Perhaps people once said the exact same thing about the Boer war? The war of 1870? The Napoleon wars? Or in my country the war of 1848-50 and 1864? or even Caesars conquest of Gaul? Time passes, and I think that if you asked similar questions about WWI there would be an even smaller number of people that knew anything at all.
Don't get me wrong, I think it is dreadful that such things are lost in time.
Personally I think it has something to with that I study history at a "professional" level (well nearly there, still studying) at university, that I find it appalling that large parts of the population is living in ignorance about the deeds of our forefathers.
However, it cannot be helped. I think it is natural. Humans in general tend to concentrate more about the things in life that matters right now and less about the history that made their current way of life possible. Many people find it odd that we value these things so much, and collect the relics of a bygone age and read kilometres of pages about the subject. You can lead a horse to water, but you can't make him drink it. We could put an emphasis on WWII in our educational systems (more so than today) but I don't think it would help much.

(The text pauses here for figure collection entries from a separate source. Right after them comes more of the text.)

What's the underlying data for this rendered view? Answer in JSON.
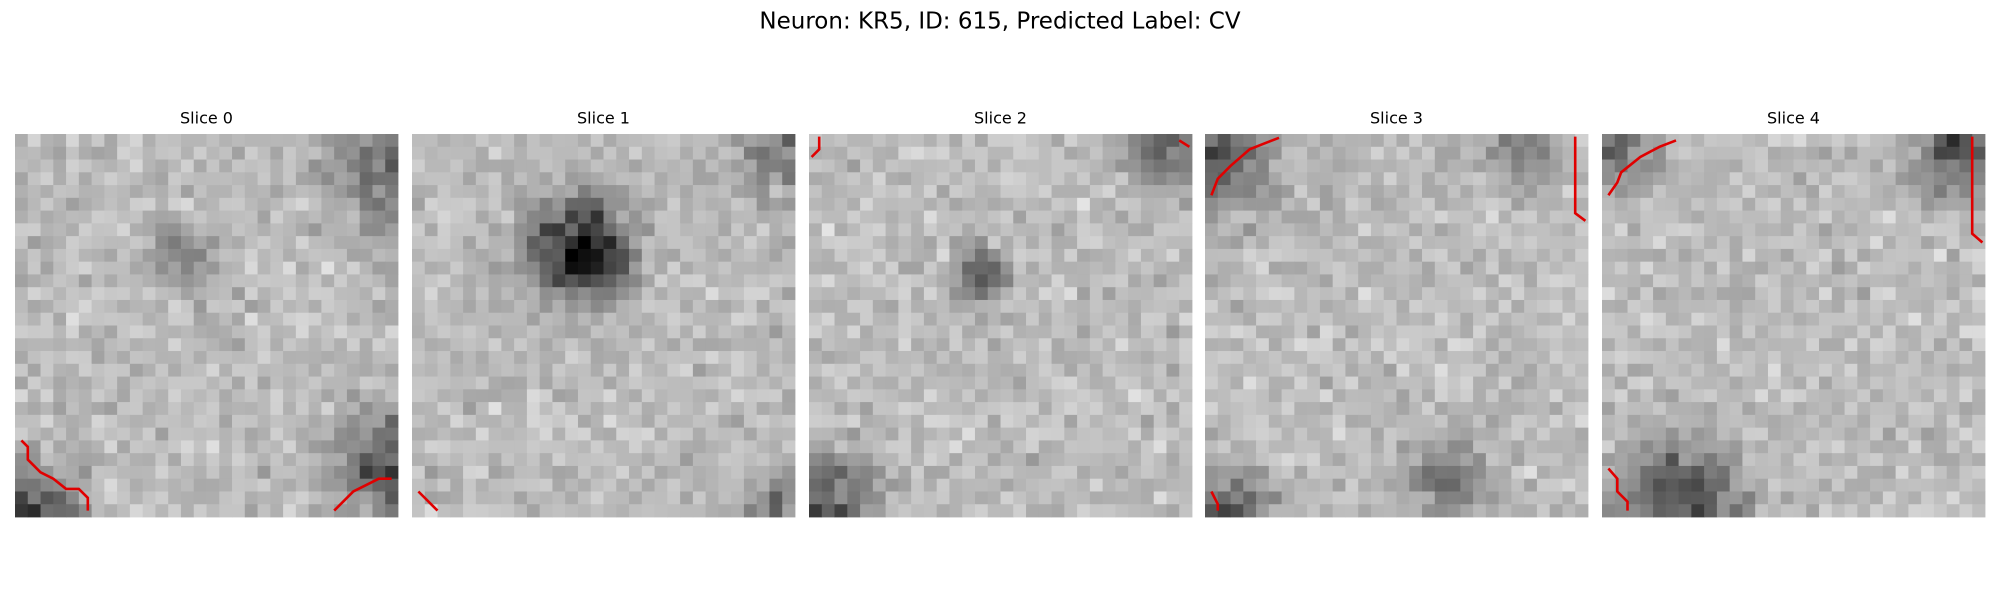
{
  "title": "Neuron: KR5, ID: 615, Predicted Label: CV",
  "panels": [
    {
      "title": "Slice 0"
    },
    {
      "title": "Slice 1"
    },
    {
      "title": "Slice 2"
    },
    {
      "title": "Slice 3"
    },
    {
      "title": "Slice 4"
    }
  ]
}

I think we especially find the collective memory-loss about WWII appalling, since it is the last great conflict (well hopefully the last) in western Europe, and because of Hitler - Nazism - Endlösung. However Hitler was certainly not the first, and he will sadly not be the last to try to "cleans" the lands of so called enemies.
But why should Hitler and the war he began take precedence? Because he is closest to our own time?
I have no final answer for that question. Personally I find all history equally important. Each "story" in their own way.
History is many things. Most people tend to think that history has to be about great men and even greater deeds. But that way the smaller parts in the course of human history are lost. And that I find, is equally saddening.
I have made my peace with the collective memory-loss.
As long as there is at least one person remembering the deeds of our forefathers they have not lived in vain.